Using several pseudo amino acid composition types and different machine learning algorithms to classify and predict archaeal phospholipases.

Phospholipases, as important lipolytic enzymes, have diverse industrial applications. Regarding the stability of extremophilic archaea's proteins in harsh conditions, analyses of unusual features of their proteins are significantly important for their utilization. This research was accomplished to in silico study of archaeal phospholipases' properties and to develop a pioneering method for distinguishing these enzymes from other archaeal enzymes via machine learning algorithms and Chou's pseudo-amino acid composition concept. The non-redundant sequences of archaeal phospholipases were collected. BioSeq-Analysis sever was used with Support Vector Machine (SVM), Random Forests (RF), Covariance Discrimination (CD), and Optimized Evidence-Theoretic K-nearest Neighbor (OET-KNN) as powerful machine learnings algorithms.
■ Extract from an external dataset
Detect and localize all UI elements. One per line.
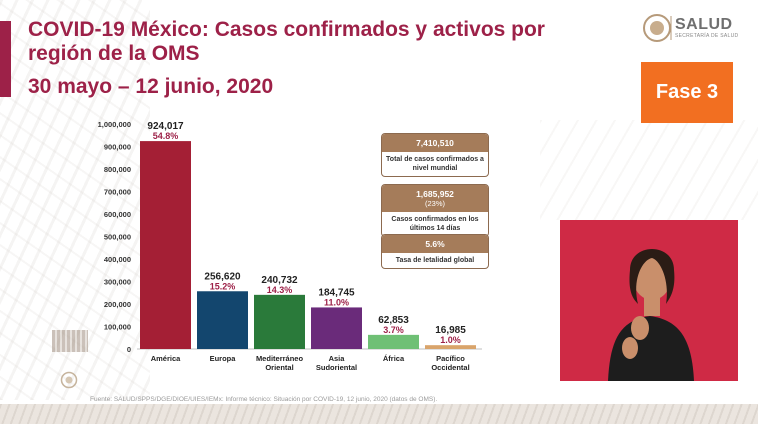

Also, different Chou's pseudo-amino acid composition modes were performed and then, 5-fold cross-validation was applied to the sequences. Based on our results, the OET-KNN predictor, with 96% accuracy, yields the best performance in SC-PseAAC mode by 5-fold cross-validation. This predictor also achieved very high values of specificity (95%), sensitivity (96%), Matthews's correlation coefficient (0.92), and accuracy (96%). The present investigation yielded a robust anticipatory model for the archaeal phospholipase prediction utilizing the tenets PseAAC and OET-KNN machine learning algorithm.